= The Ill-Fated Princess =

Greek fairy tale

The Ill-Fated Princess is a Greek fairy tale collected by Georgios A. Megas in Folktales of Greece.

It is Aarne-Thompson type 938A, Misfortunes in Youth.

==Synopsis==

A queen could not marry off her three daughters. A beggarwoman told her to mark how they slept, and then declared that the youngest, who slept with her hands in her lap, was ill-fated, and her fate kept her sisters from being married. The youngest daughter heard this and told her mother to sew her dowry into the hem of her skirt, dressed herself as a nun, and left, despite her mother's pleas. She stayed at a cloth-dealer's, but her fate came and tore up the cloth, and they turned her out; she paid for the damage from her dowry and went on. She stayed at a glass-merchant's, but her fate came and smashed the glass; she paid for the damage and went on.

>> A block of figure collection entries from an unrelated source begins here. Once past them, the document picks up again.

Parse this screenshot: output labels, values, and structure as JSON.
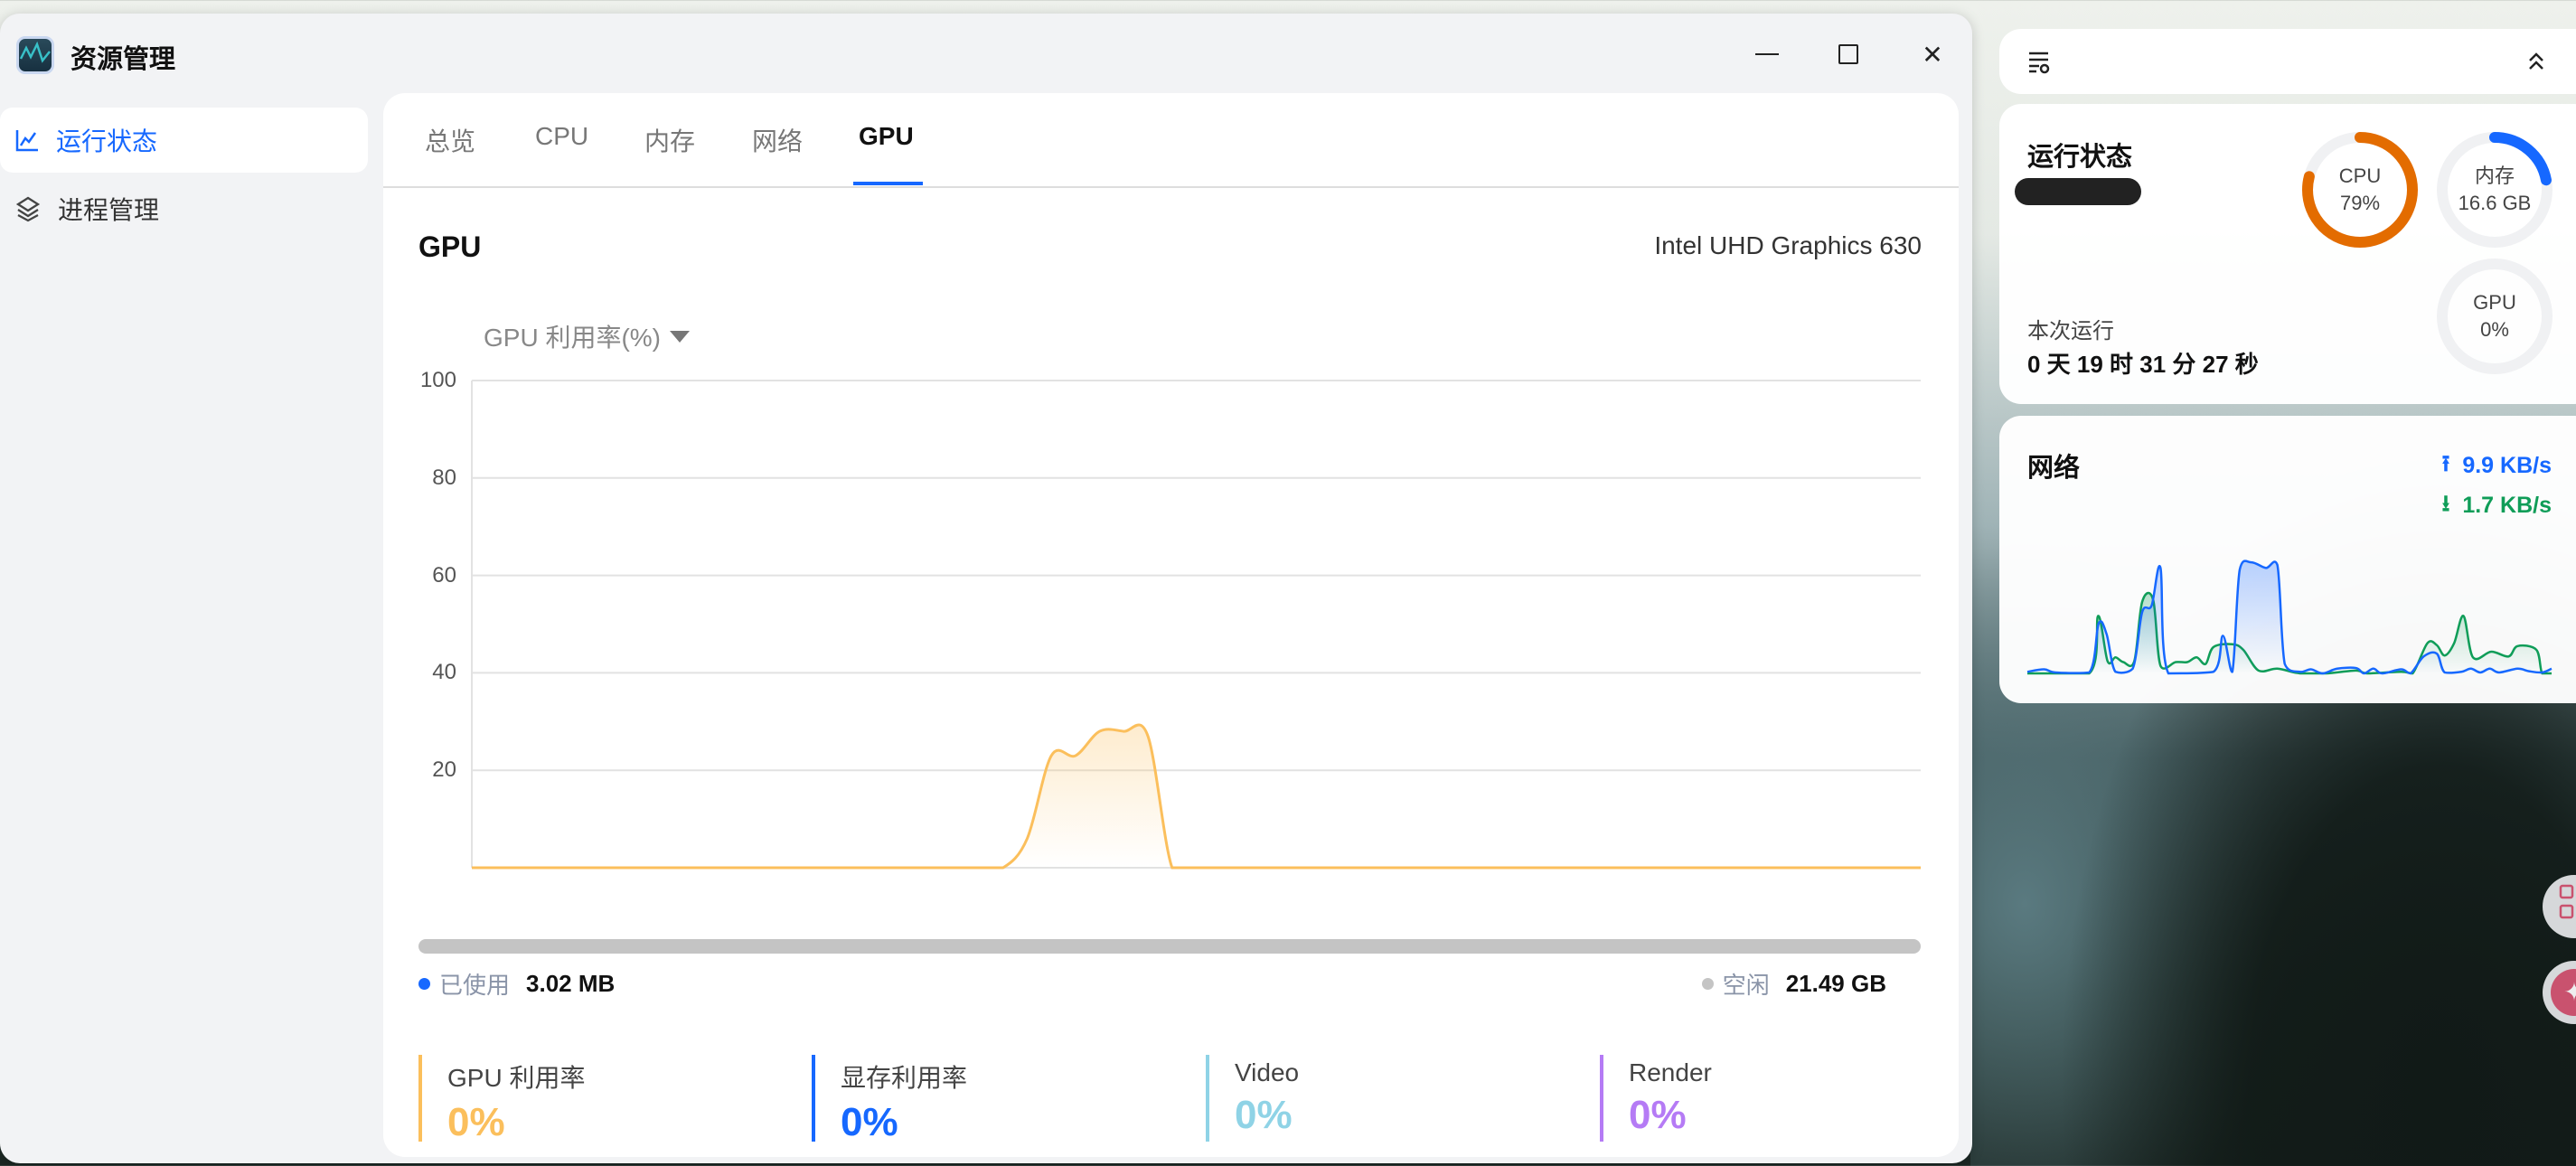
{
  "window": {
    "title": "资源管理",
    "minimize_icon": "minimize-icon",
    "maximize_icon": "maximize-icon",
    "close_icon": "close-icon"
  },
  "sidebar": {
    "items": [
      {
        "label": "运行状态",
        "icon": "line-chart-icon",
        "active": true
      },
      {
        "label": "进程管理",
        "icon": "layers-icon",
        "active": false
      }
    ]
  },
  "tabs": [
    {
      "label": "总览"
    },
    {
      "label": "CPU"
    },
    {
      "label": "内存"
    },
    {
      "label": "网络"
    },
    {
      "label": "GPU",
      "active": true
    }
  ],
  "gpu": {
    "heading": "GPU",
    "device": "Intel UHD Graphics 630",
    "metric_select": "GPU 利用率(%)",
    "memory": {
      "used_label": "已使用",
      "used_value": "3.02 MB",
      "free_label": "空闲",
      "free_value": "21.49 GB",
      "used_color": "#1668ff",
      "free_color": "#c4c4c4"
    },
    "stats": [
      {
        "label": "GPU 利用率",
        "value": "0%",
        "color": "#fbbf5c"
      },
      {
        "label": "显存利用率",
        "value": "0%",
        "color": "#1668ff"
      },
      {
        "label": "Video",
        "value": "0%",
        "color": "#8fd3e6"
      },
      {
        "label": "Render",
        "value": "0%",
        "color": "#b57bf5"
      }
    ]
  },
  "chart_data": {
    "type": "area",
    "ylim": [
      0,
      100
    ],
    "yticks": [
      "100",
      "80",
      "60",
      "40",
      "20"
    ],
    "grid": true,
    "color": "#fbbf5c",
    "x": [
      0,
      1,
      2,
      3,
      4,
      5,
      6,
      7,
      8,
      9,
      10,
      11,
      12,
      13,
      14,
      15,
      16,
      17,
      18,
      19,
      20,
      21,
      22,
      23,
      24,
      25,
      26,
      27,
      28,
      29,
      30,
      31,
      32,
      33,
      34,
      35,
      36,
      37,
      38,
      39,
      40,
      41,
      42,
      43,
      44,
      45,
      46,
      47,
      48,
      49,
      50,
      51,
      52,
      53,
      54,
      55,
      56,
      57,
      58,
      59,
      60
    ],
    "values": [
      0,
      0,
      0,
      0,
      0,
      0,
      0,
      0,
      0,
      0,
      0,
      0,
      0,
      0,
      0,
      0,
      0,
      0,
      0,
      0,
      0,
      0,
      0,
      6,
      23,
      23,
      28,
      28,
      27,
      0,
      0,
      0,
      0,
      0,
      0,
      0,
      0,
      0,
      0,
      0,
      0,
      0,
      0,
      0,
      0,
      0,
      0,
      0,
      0,
      0,
      0,
      0,
      0,
      0,
      0,
      0,
      0,
      0,
      0,
      0,
      0
    ]
  },
  "widget": {
    "filter_icon": "filter-settings-icon",
    "collapse_icon": "double-chevron-up-icon",
    "status": {
      "title": "运行状态",
      "uptime_label": "本次运行",
      "uptime_value": "0 天 19 时 31 分 27 秒",
      "rings": [
        {
          "label": "CPU",
          "value": "79%",
          "fraction": 0.79,
          "color": "#e36c00"
        },
        {
          "label": "内存",
          "value": "16.6 GB",
          "fraction": 0.22,
          "color": "#1668ff"
        },
        {
          "label": "GPU",
          "value": "0%",
          "fraction": 0,
          "color": "#1668ff"
        }
      ]
    },
    "network": {
      "title": "网络",
      "upload": "9.9 KB/s",
      "download": "1.7 KB/s",
      "upload_color": "#1668ff",
      "download_color": "#0f9d58",
      "upload_series": [
        [
          0,
          1.7
        ],
        [
          3.2,
          4.3
        ],
        [
          5.4,
          1
        ],
        [
          11.8,
          1
        ],
        [
          13.6,
          53
        ],
        [
          15.1,
          42
        ],
        [
          16.8,
          1.7
        ],
        [
          20.1,
          5
        ],
        [
          21.9,
          65
        ],
        [
          23.7,
          72
        ],
        [
          25.4,
          112
        ],
        [
          26.9,
          0
        ],
        [
          35.5,
          1.7
        ],
        [
          37.3,
          40
        ],
        [
          39.1,
          1.7
        ],
        [
          40.5,
          110
        ],
        [
          42.7,
          118
        ],
        [
          45.5,
          112
        ],
        [
          47.7,
          115
        ],
        [
          49.1,
          10
        ],
        [
          52,
          1.7
        ],
        [
          54.1,
          4.3
        ],
        [
          56.3,
          0
        ],
        [
          59.1,
          5
        ],
        [
          62.7,
          5.7
        ],
        [
          64.2,
          0
        ],
        [
          66,
          5
        ],
        [
          67.7,
          0
        ],
        [
          71.3,
          4.3
        ],
        [
          73.1,
          0
        ],
        [
          75.6,
          18
        ],
        [
          78.1,
          21
        ],
        [
          79.6,
          1
        ],
        [
          82.8,
          1.7
        ],
        [
          84.6,
          5
        ],
        [
          86.4,
          1
        ],
        [
          88.2,
          5
        ],
        [
          90,
          1
        ],
        [
          93.5,
          5
        ],
        [
          95.7,
          2.3
        ],
        [
          98.2,
          1
        ],
        [
          100,
          5
        ]
      ],
      "download_series": [
        [
          0,
          0
        ],
        [
          11.8,
          0
        ],
        [
          13.5,
          61
        ],
        [
          15.3,
          13
        ],
        [
          16.8,
          17
        ],
        [
          18.3,
          12
        ],
        [
          20.4,
          13
        ],
        [
          21.9,
          76
        ],
        [
          24,
          78
        ],
        [
          25.4,
          8
        ],
        [
          28.3,
          12
        ],
        [
          30.5,
          12
        ],
        [
          32.3,
          17
        ],
        [
          34,
          10
        ],
        [
          35.5,
          28
        ],
        [
          39.1,
          31
        ],
        [
          41.2,
          25
        ],
        [
          44.1,
          3
        ],
        [
          47.7,
          5
        ],
        [
          52,
          0
        ],
        [
          57,
          0
        ],
        [
          62.7,
          3
        ],
        [
          64.9,
          0
        ],
        [
          71.3,
          1.7
        ],
        [
          73.5,
          0
        ],
        [
          76.3,
          32
        ],
        [
          78.1,
          30
        ],
        [
          79.6,
          19
        ],
        [
          81.4,
          32
        ],
        [
          83.2,
          61
        ],
        [
          85,
          17
        ],
        [
          88.5,
          23
        ],
        [
          91.8,
          18
        ],
        [
          93.5,
          29
        ],
        [
          97.1,
          25
        ],
        [
          98.2,
          0
        ],
        [
          100,
          0
        ]
      ]
    }
  },
  "floating": [
    {
      "icon": "grid-icon"
    },
    {
      "icon": "sparkle-icon"
    }
  ]
}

Then she took service with a queen, who realized she had an evil Fate and kept her on.

Finally, the queen told her she had to change her fate: she had to go to the mountain where they lived, and offer her some bread to change her fate. The princess did this, and would not leave until her fate took the bread; the fate resisted for a long time, even when the other fates argued with her, but finally gave her silk thread and told her to give it away only for its weight in gold.

A nearby king was about to be married, and a quantity of silk was missing to sew the bride's dress. The princess brought her silk; it was perfect, and they set out to give her the gold, but nothing would even out the scales, until the king himself stepped on the scales. He said that showed she should have him, and they married.